Un plan sans accroc
Des nouvelles du front
Nos trois larrons restent toutefois confrontés au défi de Floyd, que celui-ci cherche à relever aussi vite que possible, afin de pouvoir mieux se concentrer ensuite sur les problèmes concernant le livre et la Tour de Londres… ainsi que de profiter du fait que l’attention de l’Union est très certainement focalisée sur ladite Tour en ce moment. Liam essaie une fois encore d’expliquer ce à quoi ils s’attaquent, surtout pour un simple pari; tout comme la Tour Blanche, cet endroit est un bastion de ce qu’il appelle l’Ordre de la Raison, et Floyd ne peut que confirmer, notamment parce que Charles semble ne pas encore avoir très bien compris à quoi ils ont affaire. Après tout, en dépit de ses manipulations financières, lui-même n’a pas encore été inquiété par l’Echiquier Invisible… pas encore.
Tandis que Floyd tente à son tour de bien faire prendre conscience à ses deux compagnons de quoi il en retourne en ce qui concerne le Bethlem Hospital, bastion de l’Union Technocratique, Charles vérifie comme à son habitude les résultats des courses dans le Times: l’un de ses paris lui a encore fait remporter quelques milliers de livres. Au passage, il remarque en page 3, chose fort curieuse eu égard à l’importance de la chose, un article concernant la Tour de Londres. Celle-ci aurait été la cible d’un groupe de malfrats ayant pour but les Joyaux de la Couronne; heureusement, les voleurs ont tous été arrêtés et mis sous les verrous. Ni une, ni deux, Charles se fait apporter son téléphone pour contacter l’inspecteur Murphy au Yard. Faisant jouer les ennuis financiers chroniques de son contact, il parvient à le convaincre de se rendre à 11h dans un pub situé non loin de son bureau, où Andrew lui remettra une somme conséquente en échange de quelques informations.
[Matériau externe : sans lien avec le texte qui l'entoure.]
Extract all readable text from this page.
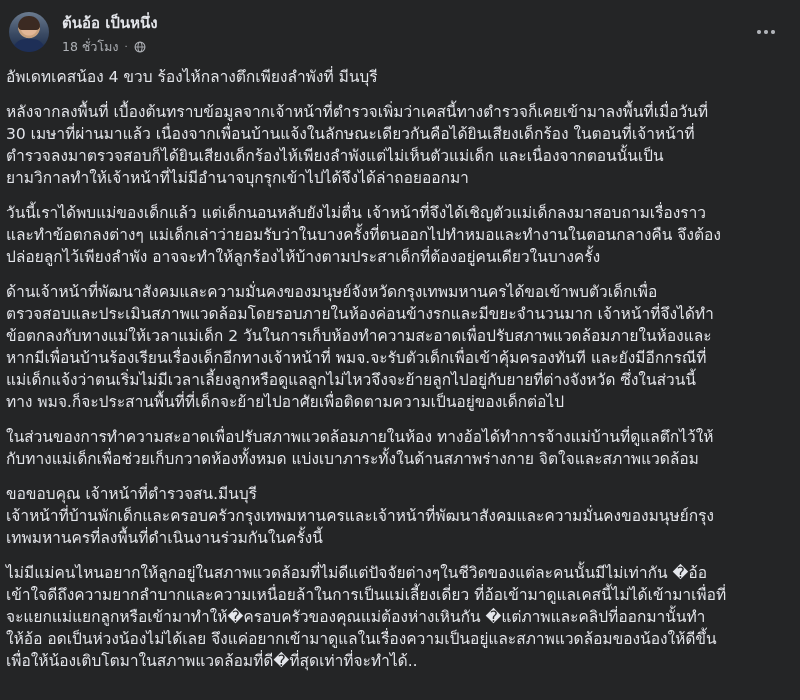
ต้นอ้อ เป็นหนึ่ง
18 ชั่วโมง ·

อัพเดทเคสน้อง 4 ขวบ ร้องไห้กลางตึกเพียงลำพังที่ มีนบุรี

หลังจากลงพื้นที่ เบื้องต้นทราบข้อมูลจากเจ้าหน้าที่ตำรวจเพิ่มว่าเคสนี้ทางตำรวจก็เคยเข้ามาลงพื้นที่เมื่อวันที่
30 เมษาที่ผ่านมาแล้ว เนื่องจากเพื่อนบ้านแจ้งในลักษณะเดียวกันคือได้ยินเสียงเด็กร้อง ในตอนที่เจ้าหน้าที่
ตำรวจลงมาตรวจสอบก็ได้ยินเสียงเด็กร้องไห้เพียงลำพังแต่ไม่เห็นตัวแม่เด็ก และเนื่องจากตอนนั้นเป็น
ยามวิกาลทำให้เจ้าหน้าที่ไม่มีอำนาจบุกรุกเข้าไปได้จึงได้ล่าถอยออกมา

วันนี้เราได้พบแม่ของเด็กแล้ว แต่เด็กนอนหลับยังไม่ตื่น เจ้าหน้าที่จึงได้เชิญตัวแม่เด็กลงมาสอบถามเรื่องราว
และทำข้อตกลงต่างๆ แม่เด็กเล่าว่ายอมรับว่าในบางครั้งที่ตนออกไปทำหมอและทำงานในตอนกลางคืน จึงต้อง
ปล่อยลูกไว้เพียงลำพัง อาจจะทำให้ลูกร้องไห้บ้างตามประสาเด็กที่ต้องอยู่คนเดียวในบางครั้ง

ด้านเจ้าหน้าที่พัฒนาสังคมและความมั่นคงของมนุษย์จังหวัดกรุงเทพมหานครได้ขอเข้าพบตัวเด็กเพื่อ
ตรวจสอบและประเมินสภาพแวดล้อมโดยรอบภายในห้องค่อนข้างรกและมีขยะจำนวนมาก เจ้าหน้าที่จึงได้ทำ
ข้อตกลงกับทางแม่ให้เวลาแม่เด็ก 2 วันในการเก็บห้องทำความสะอาดเพื่อปรับสภาพแวดล้อมภายในห้องและ
หากมีเพื่อนบ้านร้องเรียนเรื่องเด็กอีกทางเจ้าหน้าที่ พมจ.จะรับตัวเด็กเพื่อเข้าคุ้มครองทันที และยังมีอีกกรณีที่
แม่เด็กแจ้งว่าตนเริ่มไม่มีเวลาเลี้ยงลูกหรือดูแลลูกไม่ไหวจึงจะย้ายลูกไปอยู่กับยายที่ต่างจังหวัด ซึ่งในส่วนนี้
ทาง พมจ.ก็จะประสานพื้นที่ที่เด็กจะย้ายไปอาศัยเพื่อติดตามความเป็นอยู่ของเด็กต่อไป

ในส่วนของการทำความสะอาดเพื่อปรับสภาพแวดล้อมภายในห้อง ทางอ้อได้ทำการจ้างแม่บ้านที่ดูแลตึกไว้ให้
กับทางแม่เด็กเพื่อช่วยเก็บกวาดห้องทั้งหมด แบ่งเบาภาระทั้งในด้านสภาพร่างกาย จิตใจและสภาพแวดล้อม

ขอขอบคุณ เจ้าหน้าที่ตำรวจสน.มีนบุรี
เจ้าหน้าที่บ้านพักเด็กและครอบครัวกรุงเทพมหานครและเจ้าหน้าที่พัฒนาสังคมและความมั่นคงของมนุษย์กรุง
เทพมหานครที่ลงพื้นที่ดำเนินงานร่วมกันในครั้งนี้

ไม่มีแม่คนไหนอยากให้ลูกอยู่ในสภาพแวดล้อมที่ไม่ดีแต่ปัจจัยต่างๆในชีวิตของแต่ละคนนั้นมีไม่เท่ากัน �อ้อ
เข้าใจดีถึงความยากลำบากและความเหนื่อยล้าในการเป็นแม่เลี้ยงเดี่ยว ที่อ้อเข้ามาดูแลเคสนี้ไม่ได้เข้ามาเพื่อที่
จะแยกแม่แยกลูกหรือเข้ามาทำให้�ครอบครัวของคุณแม่ต้องห่างเหินกัน �แต่ภาพและคลิปที่ออกมานั้นทำ
ให้อ้อ อดเป็นห่วงน้องไม่ได้เลย จึงแค่อยากเข้ามาดูแลในเรื่องความเป็นอยู่และสภาพแวดล้อมของน้องให้ดีขึ้น
เพื่อให้น้องเติบโตมาในสภาพแวดล้อมที่ดี�ที่สุดเท่าที่จะทำได้..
De l’art de relever un défi
Quant au Bethlem Hospital… Ayant séjourné là-bas quelques temps, Floyd sait déjà que passer par la porte d’entrée serait une fort mauvaise idée, et que les fenêtres, dont la plupart sont bloquées par des barreaux, ne s’ouvrent pas. Deux solutions restent possibles: par les toits ou par les égouts. Le jeune Euthanatos se souvient d’un camarade de cellule qui connaîtrait un passage menant à un bâtiment dans les faubourgs, en partant des douches; malheureusement, ce camarade se trouvant encore à l’asile, il est impossible de vérifier maintenant ses dires. Quoi qu’il en soit, Charles s’insurge contre cette idée d’égouts: relever un défi de la RCS doit se faire avec panache, pas en rampant dans la boue, et ce même si ce que cherche Floyd se trouve au sous-sol. Il suggère alors l’idée de s’y rendre en ballon, en se laissant descendre sur le toit au moyen d’une corde, et de compter sur Andrew et Nasir qui les attendraient dehors avec un coche afin de fuir au plus vite dès leur larcin commis. En cette saison et par ce temps, utiliser un aérostat semble être du suicide, mais Charles n’en démord pas.
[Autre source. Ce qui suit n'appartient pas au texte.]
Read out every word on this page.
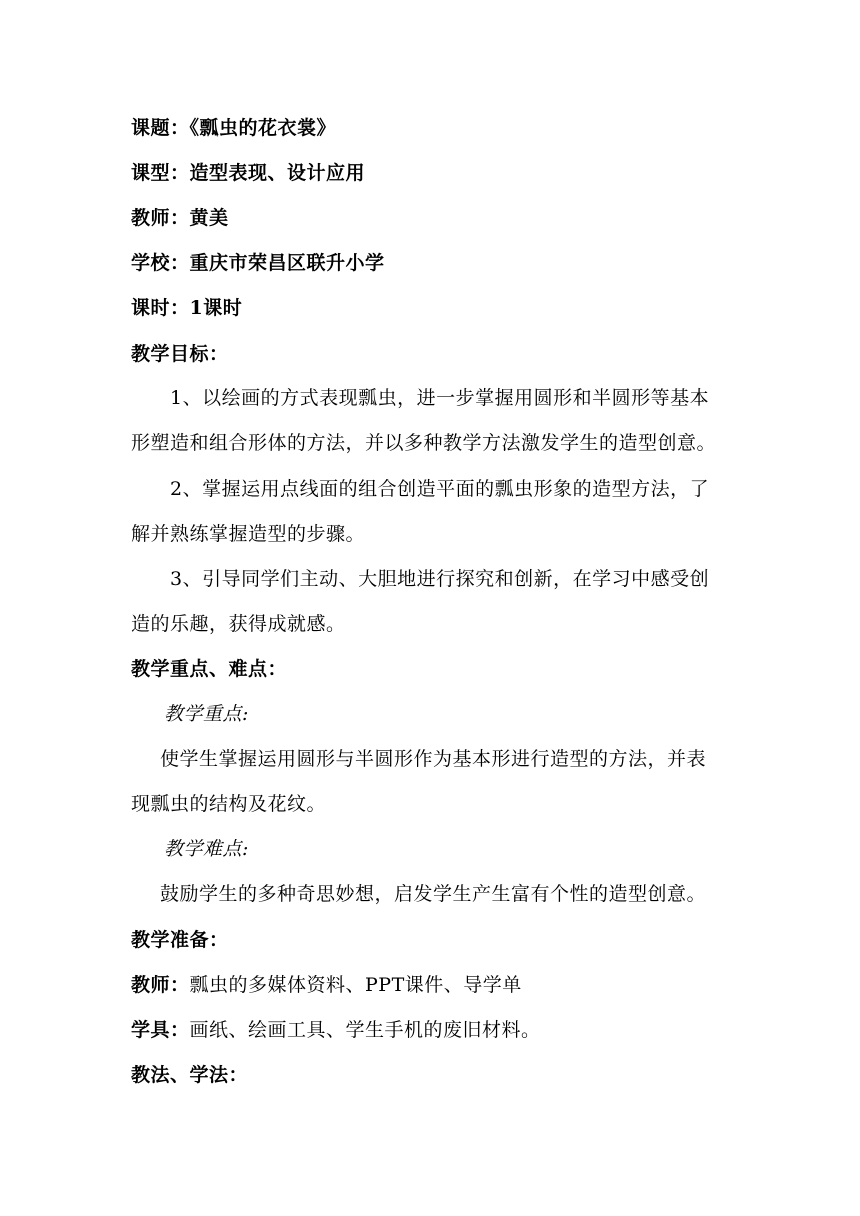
课题：《瓢虫的花衣裳》
课型：造型表现、设计应用
教师：黄美
学校：重庆市荣昌区联升小学
课时：1课时
教学目标：
1、以绘画的方式表现瓢虫，进一步掌握用圆形和半圆形等基本
形塑造和组合形体的方法，并以多种教学方法激发学生的造型创意。
2、掌握运用点线面的组合创造平面的瓢虫形象的造型方法，了
解并熟练掌握造型的步骤。
3、引导同学们主动、大胆地进行探究和创新，在学习中感受创
造的乐趣，获得成就感。
教学重点、难点：
教学重点:
使学生掌握运用圆形与半圆形作为基本形进行造型的方法，并表
现瓢虫的结构及花纹。
教学难点:
鼓励学生的多种奇思妙想，启发学生产生富有个性的造型创意。
教学准备：
教师：瓢虫的多媒体资料、PPT课件、导学单
学具：画纸、绘画工具、学生手机的废旧材料。
教法、学法：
Floyd reste quelque peu méfiant à l’égard de Liam, et Charles, afin de tester leur nouveau compagnon (ainsi qu’au vu de sa tenue des plus miteuses), propose au jeune Verbena de travailler pour eux dans le cadre de ce même “cambriolage” de l’asile, afin de leur faciliter l’entrée. C’est sans sourciller qu’il offre 5000£ à un Liam estomaqué par tant d’argent, qui pris de court refuse, avant d’en accepter finalement 500, bien plus qu’il n’a jamais eu entre les mains de toute sa vie. En effet, Charles rappelle que Floyd a droit à deux assistants et un témoin pour la réalisation de son défi. Il en profite pour expliquer à Liam le principe de la Royal Challenge Society. Décidément, les gens riches ont de fort étranges occupations…
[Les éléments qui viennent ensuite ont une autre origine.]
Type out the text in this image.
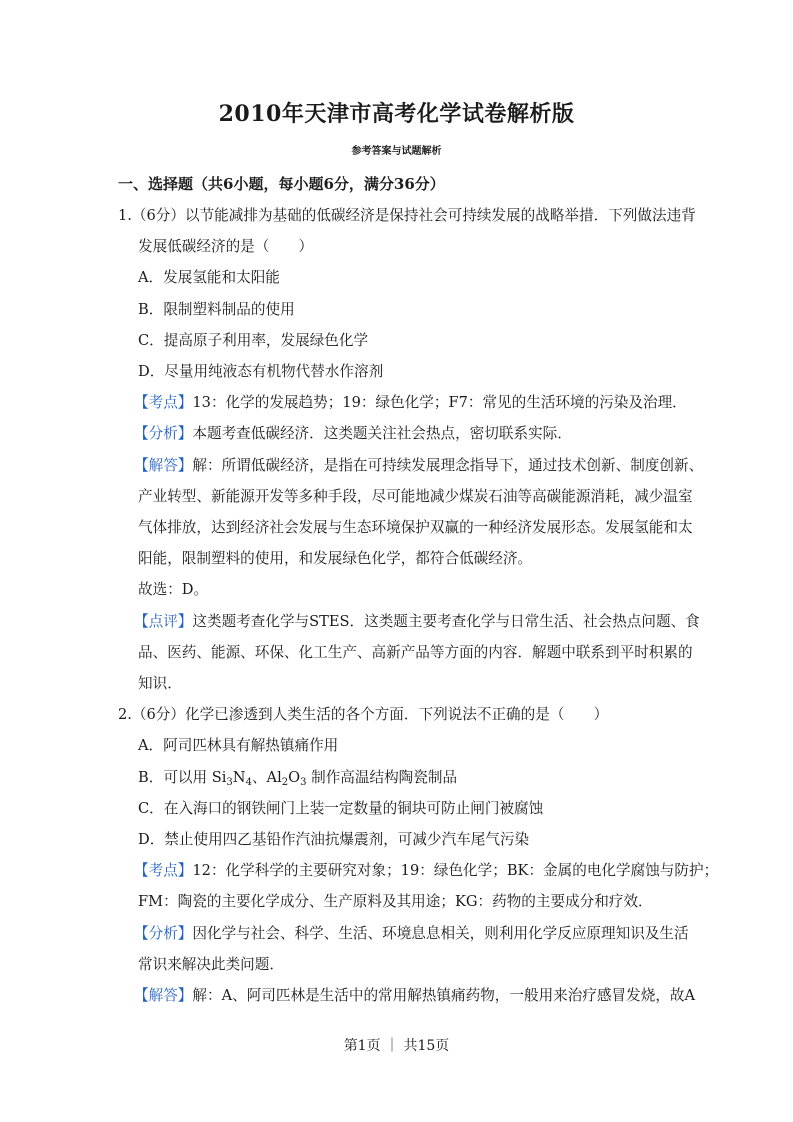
2010年天津市高考化学试卷解析版
参考答案与试题解析
一、选择题（共6小题，每小题6分，满分36分）
1.（6分）以节能减排为基础的低碳经济是保持社会可持续发展的战略举措．下列做法违背
发展低碳经济的是（　　）
A．发展氢能和太阳能
B．限制塑料制品的使用
C．提高原子利用率，发展绿色化学
D．尽量用纯液态有机物代替水作溶剂
【考点】13：化学的发展趋势；19：绿色化学；F7：常见的生活环境的污染及治理．
【分析】本题考查低碳经济．这类题关注社会热点，密切联系实际．
【解答】解：所谓低碳经济，是指在可持续发展理念指导下，通过技术创新、制度创新、
产业转型、新能源开发等多种手段，尽可能地减少煤炭石油等高碳能源消耗，减少温室
气体排放，达到经济社会发展与生态环境保护双赢的一种经济发展形态。发展氢能和太
阳能，限制塑料的使用，和发展绿色化学，都符合低碳经济。
故选：D。
【点评】这类题考查化学与STES．这类题主要考查化学与日常生活、社会热点问题、食
品、医药、能源、环保、化工生产、高新产品等方面的内容．解题中联系到平时积累的
知识．
2.（6分）化学已渗透到人类生活的各个方面．下列说法不正确的是（　　）
A．阿司匹林具有解热镇痛作用
B．可以用 $Si_3N_4$、$Al_2O_3$ 制作高温结构陶瓷制品
C．在入海口的钢铁闸门上装一定数量的铜块可防止闸门被腐蚀
D．禁止使用四乙基铅作汽油抗爆震剂，可减少汽车尾气污染
【考点】12：化学科学的主要研究对象；19：绿色化学；BK：金属的电化学腐蚀与防护；
FM：陶瓷的主要化学成分、生产原料及其用途；KG：药物的主要成分和疗效．
【分析】因化学与社会、科学、生活、环境息息相关，则利用化学反应原理知识及生活
常识来解决此类问题．
【解答】解：A、阿司匹林是生活中的常用解热镇痛药物，一般用来治疗感冒发烧，故A
第1页 ｜ 共15页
D’autres possibilités sont envisagées, notamment la présence potentielle du médecin vissé par Floyd à Bedlam ce soir-là, ou encore le plan de droguer le repas du soir destiné aux différents services des employés. Bien entendu, verser un soporifique dans les casseroles est en soi déjà une gageure, et tout le monde n’y réagirait pas de la même manière… Mais l’idée est conservée: Floyd et Liam, qui se retrouveront le lendemain à 8h au manoir Alexander, se chargeront de concocter une telle potion, tandis que Charles s’assurera le concours de l’aérostatier de la RCS, Douglas McDonnell, afin que le ballon soit prêt à décoller au coucher du soleil. Floyd insiste également sur le fait qu’une fois à l’intérieur de l’asile, c’est lui, connaissant un minimum les lieux, qui mènera la danse.
Les trois hommes se séparent sur le coup de 11h. Charles ne tarde pas à s’endormir dans son fauteuil. Afin que Liam, dans ses vêtements miteux, ne se fasse pas arrêter par un bobby de patrouille à Belgravia, Floyd prend le jeune Verbena en croupe et le dépose à Kensington Gardens où Liam passe une bonne vingtaine de minutes à rechercher un certain pigeon bien particulier, qu’il utilise pour contacter son Mentor. Alwyn ne répond jamais à ses messages, mais d’une façon ou d’une autre, il semble les recevoir, puisqu’il finit toujours par réapparaître lorsque Liam a vraiment besoin de lui. Dans son message, Liam résume les événements de la nuit précédente, ses rêves et le fait que quelqu’un ou quelque chose essaie d’éliminer le Sceau de la Tour de Londres. Ceci fait, il part en quête d’une demeure dont il pourrait utiliser le grenier pour dormir, avant de repartir dans la soirée pour Aldgate où il emploie les services d’un prêteur sur gages qui accepte de lui échanger ses cinq billets de 100£ contre de la “menue monnaie”, bien plus discrète à utiliser. Quant à Floyd, il s’en retourne chez lui, désireux de prendre un bon bain et de dormir.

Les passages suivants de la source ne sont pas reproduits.